Exactly how did Albert Sidney Penberthy, Moonta town bandsman and son of a good Wesleyan Cornish family, join the "Salvoes"? My father, for all his virtues and talents, though seemingly courageous, was desperately afraid. He knew fear when he was living and when he was dying. He was not saved by the Salvation Army but by the matchless love of his wife - my mother. How did he join the Army? How did he join the Moonta Mines Corps at fourteen and rise to the rank of brigadier and command a whole State of Australia - a Salvation Army bishop, no less. The answer is: "He met the devil."
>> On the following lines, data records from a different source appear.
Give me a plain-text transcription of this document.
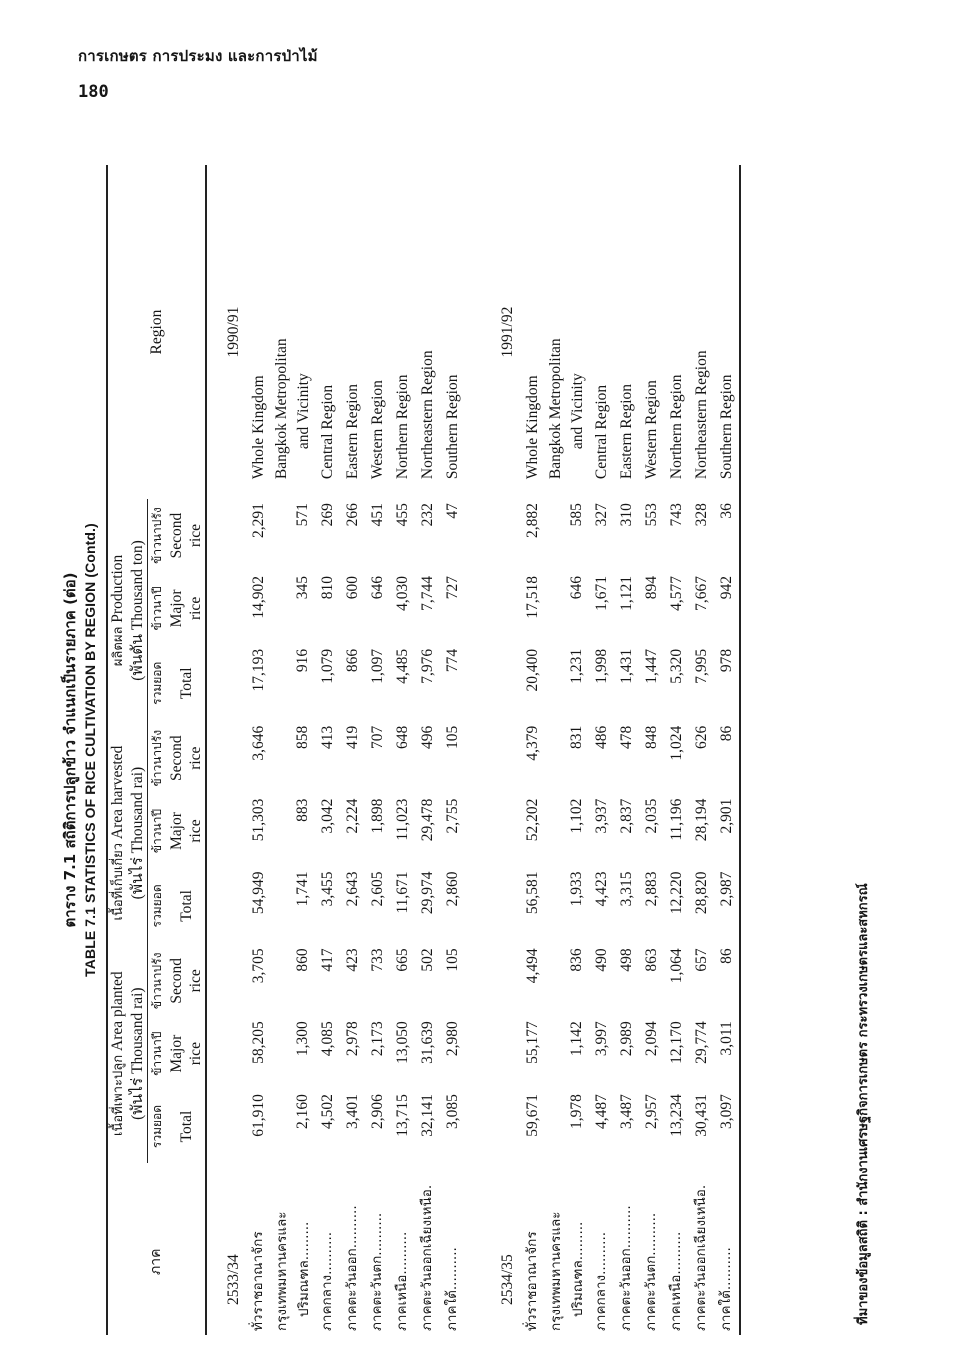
การเกษตร การประมง และการป่าไม้
180
ตาราง 7.1 สถิติการปลูกข้าว จำแนกเป็นรายภาค (ต่อ) TABLE 7.1 STATISTICS OF RICE CULTIVATION BY REGION (Contd.)
ภาค	เนื้อที่เพาะปลูก Area planted (พันไร่ Thousand rai)			เนื้อที่เก็บเกี่ยว Area harvested (พันไร่ Thousand rai)			ผลิตผล Production (พันตัน Thousand ton)			Region
	รวมยอด	ข้าวนาปี	ข้าวนาปรัง	รวมยอด	ข้าวนาปี	ข้าวนาปรัง	รวมยอด	ข้าวนาปี	ข้าวนาปรัง	
	Total	Major rice	Second rice	Total	Major rice	Second rice	Total	Major rice	Second rice	

2533/34										1990/91
ทั่วราชอาณาจักร	61,910	58,205	3,705	54,949	51,303	3,646	17,193	14,902	2,291	Whole Kingdom
กรุงเทพมหานครและ ปริมณฑล.........	2,160	1,300	860	1,741	883	858	916	345	571	Bangkok Metropolitan and Vicinity
ภาคกลาง..........	4,502	4,085	417	3,455	3,042	413	1,079	810	269	Central Region
ภาคตะวันออก..........	3,401	2,978	423	2,643	2,224	419	866	600	266	Eastern Region
ภาคตะวันตก..........	2,906	2,173	733	2,605	1,898	707	1,097	646	451	Western Region
ภาคเหนือ..........	13,715	13,050	665	11,671	11,023	648	4,485	4,030	455	Northern Region
ภาคตะวันออกเฉียงเหนือ.	32,141	31,639	502	29,974	29,478	496	7,976	7,744	232	Northeastern Region
ภาคใต้..........	3,085	2,980	105	2,860	2,755	105	774	727	47	Southern Region

2534/35										1991/92
ทั่วราชอาณาจักร	59,671	55,177	4,494	56,581	52,202	4,379	20,400	17,518	2,882	Whole Kingdom
กรุงเทพมหานครและ ปริมณฑล.........	1,978	1,142	836	1,933	1,102	831	1,231	646	585	Bangkok Metropolitan and Vicinity
ภาคกลาง..........	4,487	3,997	490	4,423	3,937	486	1,998	1,671	327	Central Region
ภาคตะวันออก..........	3,487	2,989	498	3,315	2,837	478	1,431	1,121	310	Eastern Region
ภาคตะวันตก..........	2,957	2,094	863	2,883	2,035	848	1,447	894	553	Western Region
ภาคเหนือ..........	13,234	12,170	1,064	12,220	11,196	1,024	5,320	4,577	743	Northern Region
ภาคตะวันออกเฉียงเหนือ.	30,431	29,774	657	28,820	28,194	626	7,995	7,667	328	Northeastern Region
ภาคใต้..........	3,097	3,011	86	2,987	2,901	86	978	942	36	Southern Region
ที่มาของข้อมูลสถิติ : สำนักงานเศรษฐกิจการเกษตร กระทรวงเกษตรและสหกรณ์
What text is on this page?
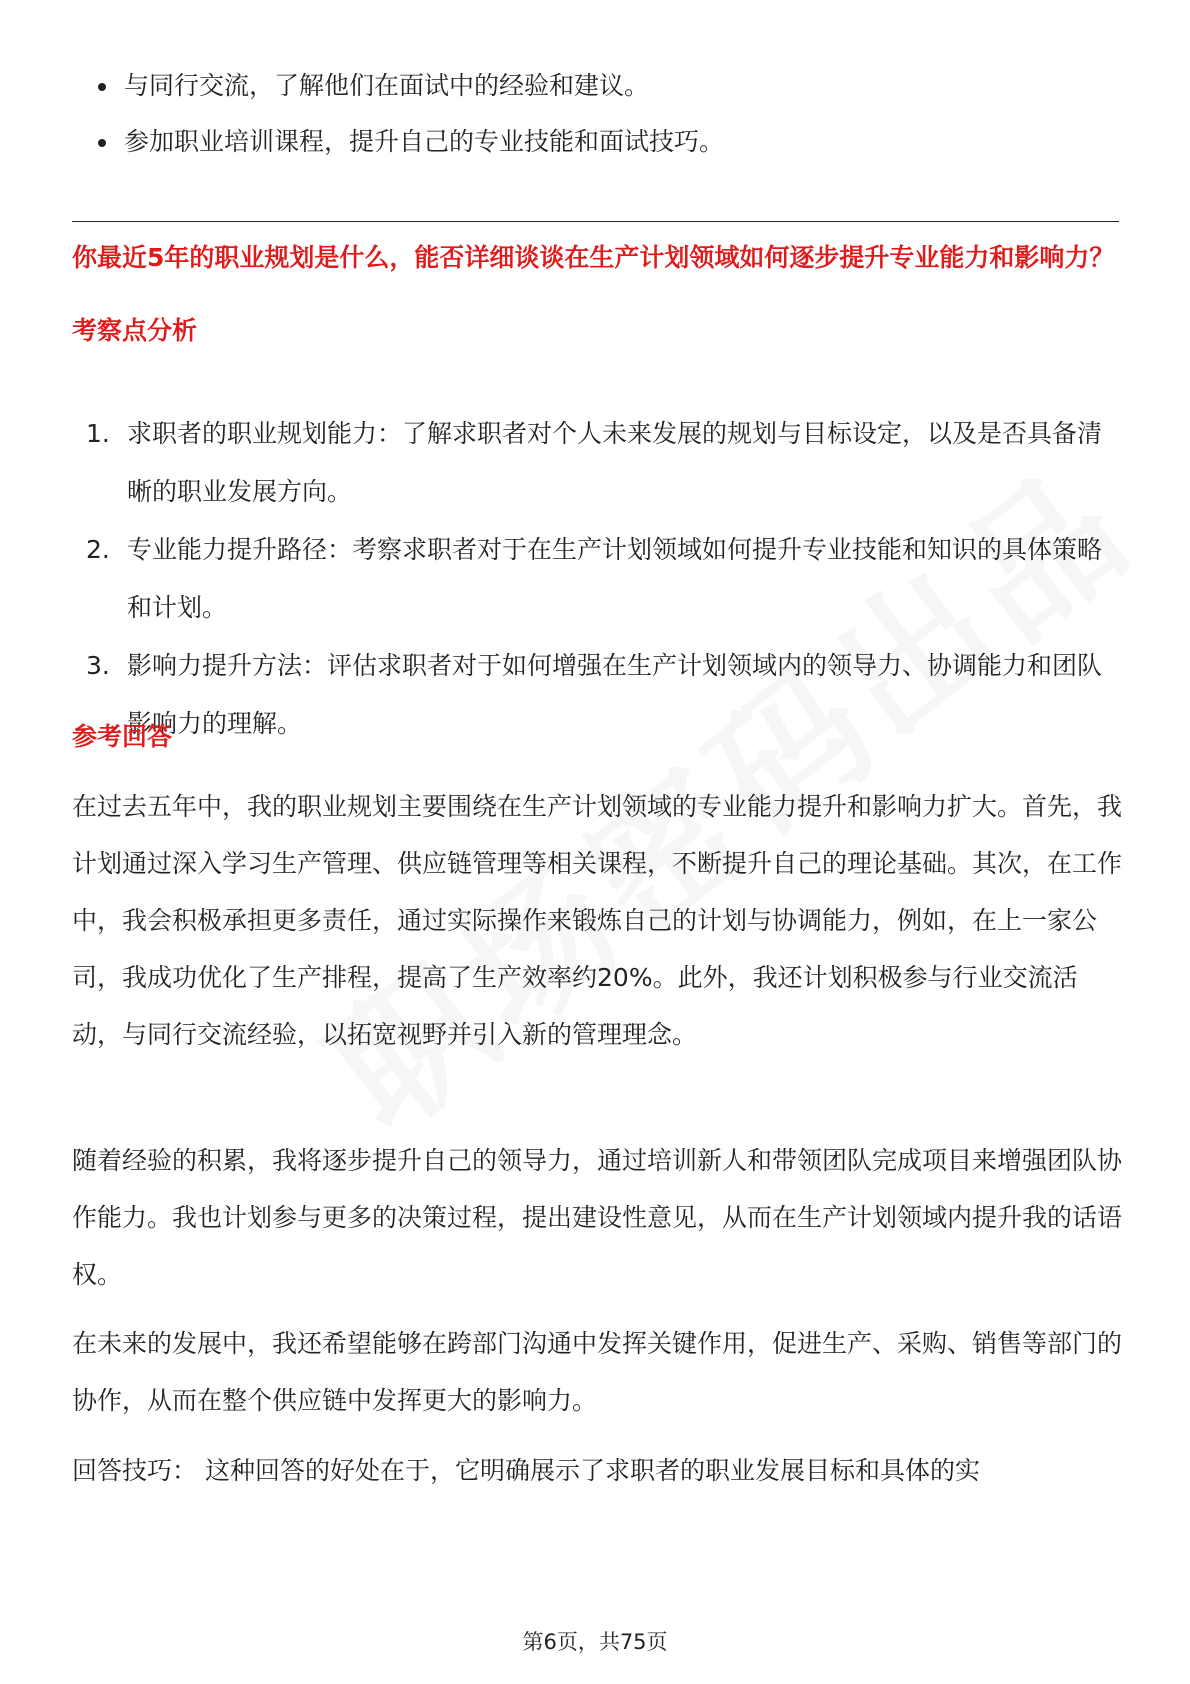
与同行交流，了解他们在面试中的经验和建议。
参加职业培训课程，提升自己的专业技能和面试技巧。
你最近5年的职业规划是什么，能否详细谈谈在生产计划领域如何逐步提升专业能力和影响力？
考察点分析
1. 求职者的职业规划能力：了解求职者对个人未来发展的规划与目标设定，以及是否具备清晰的职业发展方向。
2. 专业能力提升路径：考察求职者对于在生产计划领域如何提升专业技能和知识的具体策略和计划。
3. 影响力提升方法：评估求职者对于如何增强在生产计划领域内的领导力、协调能力和团队影响力的理解。
参考回答
在过去五年中，我的职业规划主要围绕在生产计划领域的专业能力提升和影响力扩大。首先，我计划通过深入学习生产管理、供应链管理等相关课程，不断提升自己的理论基础。其次，在工作中，我会积极承担更多责任，通过实际操作来锻炼自己的计划与协调能力，例如，在上一家公司，我成功优化了生产排程，提高了生产效率约20%。此外，我还计划积极参与行业交流活动，与同行交流经验，以拓宽视野并引入新的管理理念。
随着经验的积累，我将逐步提升自己的领导力，通过培训新人和带领团队完成项目来增强团队协作能力。我也计划参与更多的决策过程，提出建设性意见，从而在生产计划领域内提升我的话语权。
在未来的发展中，我还希望能够在跨部门沟通中发挥关键作用，促进生产、采购、销售等部门的协作，从而在整个供应链中发挥更大的影响力。
回答技巧： 这种回答的好处在于，它明确展示了求职者的职业发展目标和具体的实
第6页，共75页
One hot Sunday evening in 1894, he went for a run up the dusty main street of Moonta. The sound of the Army band met his ears and, through the dust, came the marching bandsmen, followed by uniformed lassies beating timbrels. Albert followed them into the brown wooden hall. It was all colourful. He sat on a back seat. It turned out to be more colourful than he bargained for. No sooner had the meeting commenced than the Captain's lieutenant burst into view from behind a blood and fire curtain above the Mercy Seat, dressed in red tights and bore the horns of the devil on his head. The "devil" leapt from the platform and ran straight up the aisle towards young Albert, who ran for his life through the front door with the devil in hot pursuit - or so he imagined.
When he got home, he told his mother, who said: "Albert, next week we'll both go and see about all this nonsense!" And so they did. Within a few weeks her tall skinny frame was dressed in the long-skirted uniform of a Soldier and her strong grim face was wreathed in an enormous Salvation Army bonnet. A few years later her son was in the Officers' Training College near the real fire brigade at Eastern Hill, Melbourne.